The Water's Edge is a skillful novel that concerns a particularly vile crime: pedophilia. It also marks the return of Fossum's austere detective Konrad Sejer and his youthful sidekick, Jacob Skarre, who investigate the psychology of small-town Norwegians as crime interrupts the ordinary rhythms of their quiet communities. The surfaces of Fossum's mysteries are always deceptively placid; underneath, disturbing things churn in the dark.

A couple taking their customary walk to a remote lake find the body of a child and call the police. Kristine is horrified when her husband, Reinhardt, bends close to take a photo with his cell phone. As Sejer and Skarre investigate, Reinhardt begins to feed off the publicity, proud to have a central role in the story; Kristine begins to contemplate divorce. Then a second child disappears.

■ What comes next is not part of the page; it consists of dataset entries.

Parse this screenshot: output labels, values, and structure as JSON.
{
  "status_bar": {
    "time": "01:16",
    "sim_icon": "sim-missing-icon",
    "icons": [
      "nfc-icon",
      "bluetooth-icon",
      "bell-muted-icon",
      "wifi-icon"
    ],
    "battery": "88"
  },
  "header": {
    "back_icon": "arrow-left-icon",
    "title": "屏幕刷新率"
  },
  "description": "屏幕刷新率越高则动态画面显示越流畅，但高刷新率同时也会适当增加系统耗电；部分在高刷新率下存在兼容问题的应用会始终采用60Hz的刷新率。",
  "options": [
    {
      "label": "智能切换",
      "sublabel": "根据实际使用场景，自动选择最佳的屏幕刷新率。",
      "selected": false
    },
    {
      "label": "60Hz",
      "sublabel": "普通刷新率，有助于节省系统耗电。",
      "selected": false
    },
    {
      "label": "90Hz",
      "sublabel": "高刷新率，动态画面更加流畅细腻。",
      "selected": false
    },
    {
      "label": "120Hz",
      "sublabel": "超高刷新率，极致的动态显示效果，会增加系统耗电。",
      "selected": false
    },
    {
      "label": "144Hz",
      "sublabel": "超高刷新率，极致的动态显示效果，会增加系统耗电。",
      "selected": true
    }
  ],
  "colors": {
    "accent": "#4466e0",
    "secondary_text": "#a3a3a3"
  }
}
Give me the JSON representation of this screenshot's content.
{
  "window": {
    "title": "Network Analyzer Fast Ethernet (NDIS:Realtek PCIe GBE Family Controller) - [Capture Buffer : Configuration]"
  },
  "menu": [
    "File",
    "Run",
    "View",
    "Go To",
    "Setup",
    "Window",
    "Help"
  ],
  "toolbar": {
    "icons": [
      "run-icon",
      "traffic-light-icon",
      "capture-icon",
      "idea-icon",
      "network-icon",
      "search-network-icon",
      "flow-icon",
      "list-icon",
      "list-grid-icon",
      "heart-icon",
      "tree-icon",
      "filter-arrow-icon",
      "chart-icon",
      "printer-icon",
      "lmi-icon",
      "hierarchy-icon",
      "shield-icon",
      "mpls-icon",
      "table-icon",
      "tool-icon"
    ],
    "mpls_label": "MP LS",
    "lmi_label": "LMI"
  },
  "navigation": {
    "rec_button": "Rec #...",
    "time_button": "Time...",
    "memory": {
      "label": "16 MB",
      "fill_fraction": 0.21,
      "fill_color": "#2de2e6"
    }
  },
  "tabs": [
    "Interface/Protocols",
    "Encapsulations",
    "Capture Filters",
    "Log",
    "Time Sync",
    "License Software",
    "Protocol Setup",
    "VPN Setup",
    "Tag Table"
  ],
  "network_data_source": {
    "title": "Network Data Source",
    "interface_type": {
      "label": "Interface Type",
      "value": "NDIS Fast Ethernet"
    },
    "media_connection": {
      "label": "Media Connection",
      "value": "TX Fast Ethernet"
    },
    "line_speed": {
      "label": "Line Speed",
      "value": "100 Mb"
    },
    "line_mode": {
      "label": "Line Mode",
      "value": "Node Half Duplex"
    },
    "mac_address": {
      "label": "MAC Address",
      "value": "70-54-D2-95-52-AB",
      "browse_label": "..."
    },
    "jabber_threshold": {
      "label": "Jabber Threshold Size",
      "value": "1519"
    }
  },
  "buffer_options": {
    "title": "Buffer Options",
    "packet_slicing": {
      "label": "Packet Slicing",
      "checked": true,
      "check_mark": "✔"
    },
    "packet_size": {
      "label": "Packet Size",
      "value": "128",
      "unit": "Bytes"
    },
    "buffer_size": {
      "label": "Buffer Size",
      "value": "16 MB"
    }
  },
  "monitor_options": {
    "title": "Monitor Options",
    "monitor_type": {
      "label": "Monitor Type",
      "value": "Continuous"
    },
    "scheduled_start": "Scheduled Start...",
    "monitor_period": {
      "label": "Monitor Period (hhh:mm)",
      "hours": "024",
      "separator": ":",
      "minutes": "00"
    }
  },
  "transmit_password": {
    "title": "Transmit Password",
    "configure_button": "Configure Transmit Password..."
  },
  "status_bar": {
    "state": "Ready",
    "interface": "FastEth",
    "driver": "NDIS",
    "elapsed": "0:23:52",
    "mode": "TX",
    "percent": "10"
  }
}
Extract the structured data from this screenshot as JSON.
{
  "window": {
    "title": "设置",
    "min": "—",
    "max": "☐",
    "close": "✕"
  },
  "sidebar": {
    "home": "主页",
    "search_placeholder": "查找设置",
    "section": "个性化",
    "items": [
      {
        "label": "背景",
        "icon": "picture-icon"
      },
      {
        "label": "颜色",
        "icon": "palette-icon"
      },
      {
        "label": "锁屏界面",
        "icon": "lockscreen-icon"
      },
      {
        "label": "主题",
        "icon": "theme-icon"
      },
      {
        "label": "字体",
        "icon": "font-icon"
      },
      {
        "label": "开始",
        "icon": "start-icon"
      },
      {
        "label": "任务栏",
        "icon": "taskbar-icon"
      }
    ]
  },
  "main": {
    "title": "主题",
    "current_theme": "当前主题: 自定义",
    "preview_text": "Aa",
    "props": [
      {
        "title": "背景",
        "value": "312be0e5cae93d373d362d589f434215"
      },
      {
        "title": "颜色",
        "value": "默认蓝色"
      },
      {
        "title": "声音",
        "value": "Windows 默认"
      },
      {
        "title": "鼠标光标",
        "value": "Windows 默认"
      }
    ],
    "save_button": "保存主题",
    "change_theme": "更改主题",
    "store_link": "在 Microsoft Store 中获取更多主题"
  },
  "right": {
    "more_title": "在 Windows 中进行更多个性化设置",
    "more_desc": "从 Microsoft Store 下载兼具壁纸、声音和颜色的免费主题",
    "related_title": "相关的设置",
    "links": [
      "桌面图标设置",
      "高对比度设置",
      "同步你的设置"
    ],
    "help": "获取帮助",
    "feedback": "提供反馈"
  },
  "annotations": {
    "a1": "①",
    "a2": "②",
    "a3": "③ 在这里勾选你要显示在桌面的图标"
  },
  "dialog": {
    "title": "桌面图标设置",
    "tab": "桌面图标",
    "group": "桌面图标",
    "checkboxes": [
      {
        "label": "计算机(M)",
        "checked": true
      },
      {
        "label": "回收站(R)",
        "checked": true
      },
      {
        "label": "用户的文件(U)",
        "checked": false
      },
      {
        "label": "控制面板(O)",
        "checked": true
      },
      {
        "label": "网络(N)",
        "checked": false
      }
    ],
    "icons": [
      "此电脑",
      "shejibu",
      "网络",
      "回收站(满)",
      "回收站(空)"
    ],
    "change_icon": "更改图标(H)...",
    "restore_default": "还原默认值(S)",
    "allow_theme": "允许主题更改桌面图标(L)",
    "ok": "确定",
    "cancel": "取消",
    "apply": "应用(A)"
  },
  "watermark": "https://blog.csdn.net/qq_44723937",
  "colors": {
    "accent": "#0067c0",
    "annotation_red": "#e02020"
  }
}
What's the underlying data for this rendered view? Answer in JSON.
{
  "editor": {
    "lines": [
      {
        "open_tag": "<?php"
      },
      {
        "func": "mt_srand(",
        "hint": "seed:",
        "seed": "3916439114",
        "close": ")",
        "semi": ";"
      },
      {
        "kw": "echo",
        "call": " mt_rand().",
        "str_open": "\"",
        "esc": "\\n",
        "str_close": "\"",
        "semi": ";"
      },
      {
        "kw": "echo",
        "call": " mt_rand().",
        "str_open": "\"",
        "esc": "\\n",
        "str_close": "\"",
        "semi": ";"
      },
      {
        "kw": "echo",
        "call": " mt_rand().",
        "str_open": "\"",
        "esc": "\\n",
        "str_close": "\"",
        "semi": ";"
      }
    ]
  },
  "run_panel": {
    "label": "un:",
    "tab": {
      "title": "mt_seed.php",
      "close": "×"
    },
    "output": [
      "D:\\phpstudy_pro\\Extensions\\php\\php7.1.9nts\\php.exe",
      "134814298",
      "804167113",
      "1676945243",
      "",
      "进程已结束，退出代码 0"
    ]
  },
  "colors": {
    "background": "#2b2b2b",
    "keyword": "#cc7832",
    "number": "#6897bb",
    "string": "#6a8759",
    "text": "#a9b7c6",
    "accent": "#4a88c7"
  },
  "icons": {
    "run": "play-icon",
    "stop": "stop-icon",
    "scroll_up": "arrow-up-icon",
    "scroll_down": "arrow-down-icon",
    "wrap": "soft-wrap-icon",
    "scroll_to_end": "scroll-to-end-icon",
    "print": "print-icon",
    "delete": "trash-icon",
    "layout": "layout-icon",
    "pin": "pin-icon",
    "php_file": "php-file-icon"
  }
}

In spite of its grim subject, Fossum handles her story without a grain of sensationalism. Readers know from the start who is responsible for the first child's death; and while we feel no sympathy for him, he's not a larger-than-life threat. He's a sick, stunted man who gave into a dreadful impulse. As Sejer and Skarre probe into the life of the missing child they demonstrate a fundamental law of Fossum's universe: Nobody is blameless; everyone is capable of cruelty. The author handles the most despicable of crimes with restraint while uncovering the hidden violence of ordinary lives. It's a short but brilliant book that ends, as hers often do, on a note of unsettling ambiguity.